MongoDB
This section provides a step-by-step guide on integrating MongoDB with Acceldata's Data Observability Cloud (ADOC). MongoDB, a popular NoSQL database, can be monitored and managed efficiently using ADOC's comprehensive tools.
Prerequisites
- A running MongoDB instance.
- Access credentials for MongoDB.
- ADOC installed and set up.
Add as Data Source
Navigate and select the Register icon from the left pane.
In the Data Source tab click on the Add Data Source button.
Select MongoDB from the list of available data sources.
Enter the MongoDB connection details:
- Host: The address of the MongoDB Server
- Port: The Port number of MongoDB
- Username : Your MongoDB username
- Password : Your MongoDB password
Click on Test Connection to verify the details
Click Next. The Observability Setup page is displayed.

- Provide the Database Name of the MongoDB databases to be monitored by ADOC. To add multiple databases, click +.
- Enable Crawler Execution Schedule: Turn on this toggle switch to select a time tag and time zone to schedule the execution of crawlers for Data Reliability.
- Click Submit to complete the integration process.
You have successfully integrated MongoDB with ADOC. You can now monitor and manage your MongoDB data efficiently using ADOC’s powerful observability tools.

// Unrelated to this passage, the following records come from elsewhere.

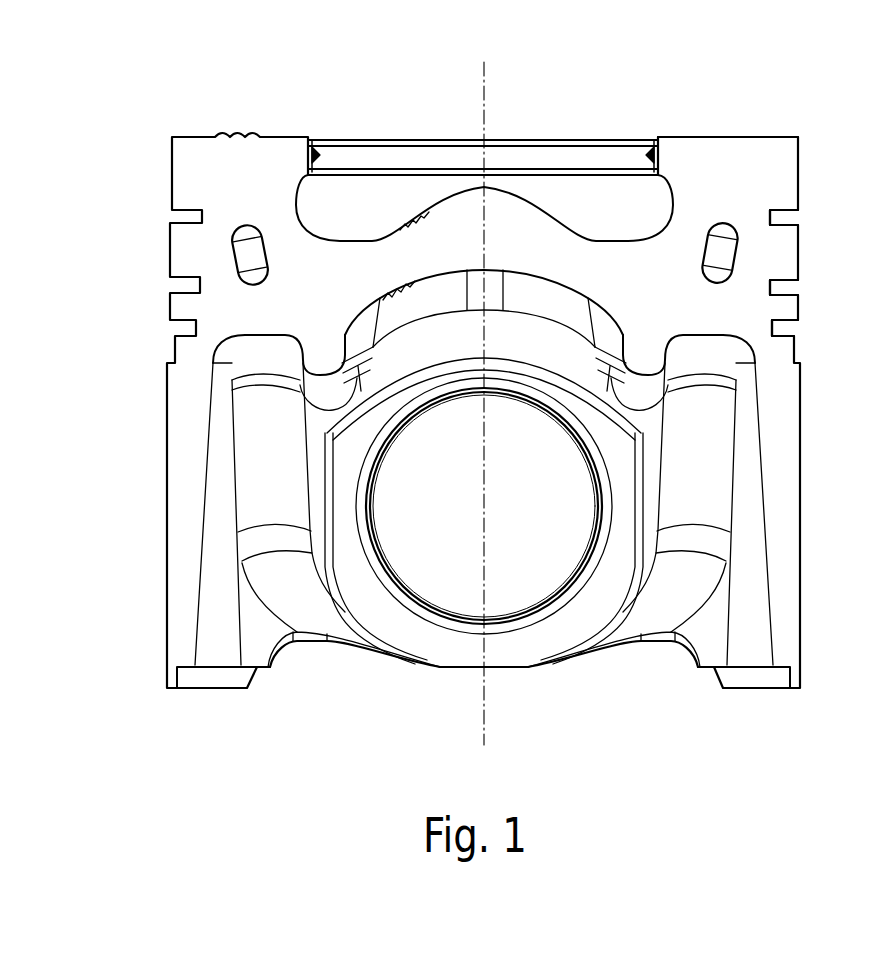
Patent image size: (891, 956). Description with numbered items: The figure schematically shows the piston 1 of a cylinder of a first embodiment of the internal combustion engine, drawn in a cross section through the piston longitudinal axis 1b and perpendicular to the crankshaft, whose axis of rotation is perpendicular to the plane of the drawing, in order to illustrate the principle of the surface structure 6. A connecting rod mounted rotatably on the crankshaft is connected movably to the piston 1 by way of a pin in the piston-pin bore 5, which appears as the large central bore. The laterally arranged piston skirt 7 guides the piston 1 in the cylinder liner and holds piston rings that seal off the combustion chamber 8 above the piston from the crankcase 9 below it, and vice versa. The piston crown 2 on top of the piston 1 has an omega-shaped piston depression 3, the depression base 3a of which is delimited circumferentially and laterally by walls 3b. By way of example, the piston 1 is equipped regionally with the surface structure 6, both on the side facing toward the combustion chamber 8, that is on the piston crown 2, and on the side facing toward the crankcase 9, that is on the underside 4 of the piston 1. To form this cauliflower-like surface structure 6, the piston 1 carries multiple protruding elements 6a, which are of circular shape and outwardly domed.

The piston 1 is at (158, 249).
The piston longitudinal axis 1b is at (468, 561).
The piston crown 2 is at (712, 137).
The piston depression 3 is at (484, 150).
The depression base 3a is at (355, 241).
The walls 3b is at (319, 153).
The underside 4 is at (527, 282).
The piston-pin bore 5 is at (448, 541).
The surface structure 6 is at (292, 118).
The protruding elements 6a is at (260, 135).
The piston skirt 7 is at (787, 257).
The combustion chamber 8 is at (530, 101).
The crankcase 9 is at (585, 703).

Control Plane Concurrent Connections and Queueing Mechanism
The ADOC Control Plane (CP) now supports a queueing mechanism for managing concurrent connections at the data source level. This feature is aimed at controlling and optimizing the execution of jobs, thereby preventing overload on customer databases and improving system performance and reliability. This guide provides an overview of how concurrent job execution is managed and queued, as well as details on the configuration process for manual and scheduled executions.
Key Features
- Concurrency Control at Datasource Level: Define the maximum number of concurrent jobs allowed for a specific data source.

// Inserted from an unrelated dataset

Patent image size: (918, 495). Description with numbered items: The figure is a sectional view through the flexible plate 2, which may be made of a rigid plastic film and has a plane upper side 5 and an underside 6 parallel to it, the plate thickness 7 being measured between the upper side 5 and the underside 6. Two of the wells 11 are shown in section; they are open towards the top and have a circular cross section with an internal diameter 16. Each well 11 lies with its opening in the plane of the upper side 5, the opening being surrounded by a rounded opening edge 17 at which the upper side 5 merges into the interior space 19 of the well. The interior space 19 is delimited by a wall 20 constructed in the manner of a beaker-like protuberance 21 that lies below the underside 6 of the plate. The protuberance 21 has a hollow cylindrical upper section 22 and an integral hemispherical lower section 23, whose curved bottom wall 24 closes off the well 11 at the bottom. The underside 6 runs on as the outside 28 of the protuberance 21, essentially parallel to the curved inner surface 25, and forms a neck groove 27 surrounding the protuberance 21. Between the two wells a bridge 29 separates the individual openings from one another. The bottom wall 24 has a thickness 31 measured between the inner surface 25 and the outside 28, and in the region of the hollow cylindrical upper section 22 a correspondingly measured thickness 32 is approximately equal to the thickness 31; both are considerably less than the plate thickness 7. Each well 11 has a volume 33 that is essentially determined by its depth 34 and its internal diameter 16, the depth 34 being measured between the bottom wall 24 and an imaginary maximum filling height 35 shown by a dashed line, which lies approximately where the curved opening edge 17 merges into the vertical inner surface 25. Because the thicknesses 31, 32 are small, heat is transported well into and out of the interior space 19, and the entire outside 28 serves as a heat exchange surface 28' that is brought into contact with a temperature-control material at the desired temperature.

- Queueing Mechanism for Jobs: Introduce a queueing mechanism to manage jobs that exceed the configured concurrency limit, ensuring smooth execution without overloading the database.
- Support for Multiple Job Types: Currently supports data quality, reconciliation, and profiling jobs.
- Flexibility in Slot Allocation: Users can set the number of available slots as per their performance needs.

Concurrency Control and Queueing Mechanism
Why Concurrency Control is Needed?
Previously, no concurrency control existed to manage numerous jobs on the Control Plane. This meant that users may submit a huge number of jobs at once, potentially overflowing their database and causing performance issues or even system breakdowns. The new concurrency management technique ensures that only a fixed number of jobs can run concurrently, with additional jobs queued.
The concurrency control and queueing mechanism has been implemented for SAP Hana data sources. The new feature allows users to set the maximum number of concurrent jobs for a particular data source. If the number of jobs triggered exceeds the defined limit, the remaining jobs are queued until a slot becomes available.
How the Mechanism Works
- Job Slots: Users can define the number of slots available for concurrent job execution for a given data source. For example, if a data source is configured with a maximum of 5 concurrent jobs, only five jobs will run simultaneously.
- Queueing Mechanism: If more than five jobs are triggered, the excess jobs are moved to a queue and marked as "waiting." As soon as a running job completes, a slot is freed, and a job from the queue is picked for execution.
- Slot Monitoring: A background service continuously monitors the availability of job slots, checking every minute to see if a queued job can be started.
Configuration
Setting Concurrent Job Limits
When configuring a new data source or editing an existing one, users have the option to enable job concurrency control. By default, this setting is disabled, but it can be enabled, and users can set the Maximum Slots to define how many jobs can run concurrently.
Steps to Configure Job Concurrency:
- Navigate to the data source configuration page.
- Enable Job Concurrency Control by toggling the setting.
- Enter the number of slots (e.g., 1, 5, 10) that should be available for concurrent job execution.
- Save the configuration.
- Slot Setting: Suppose a user sets the Maximum Slots to 1 for a particular data source.
- Job Submission: The user then triggers three profiling jobs simultaneously.
- Queueing: Only one job will start immediately. The remaining two jobs are queued, and their status is shown as waiting.
- Slot Release: Once the first job completes, a slot is released, and the next job in the queue is started.
Benefits
- Prevents Overload: By limiting the number of concurrent jobs, the feature helps prevent overloading of customer databases, thus maintaining performance and avoiding potential crashes.
- Flexible Configuration: Users can adjust the number of concurrent slots based on their performance needs, giving them control over the workload being processed.
- Scalable: While this feature is currently implemented for SAP Hana data sources, it can be extended to other data sources such as Snowflake with minimal changes.
The queueing method for concurrent connections at the data source level is critical for maintaining system stability and optimal performance when dealing with multiple task executions. By restricting the amount of concurrent jobs and implementing a queueing system, the Control Plane may effectively manage workloads without overflowing the database.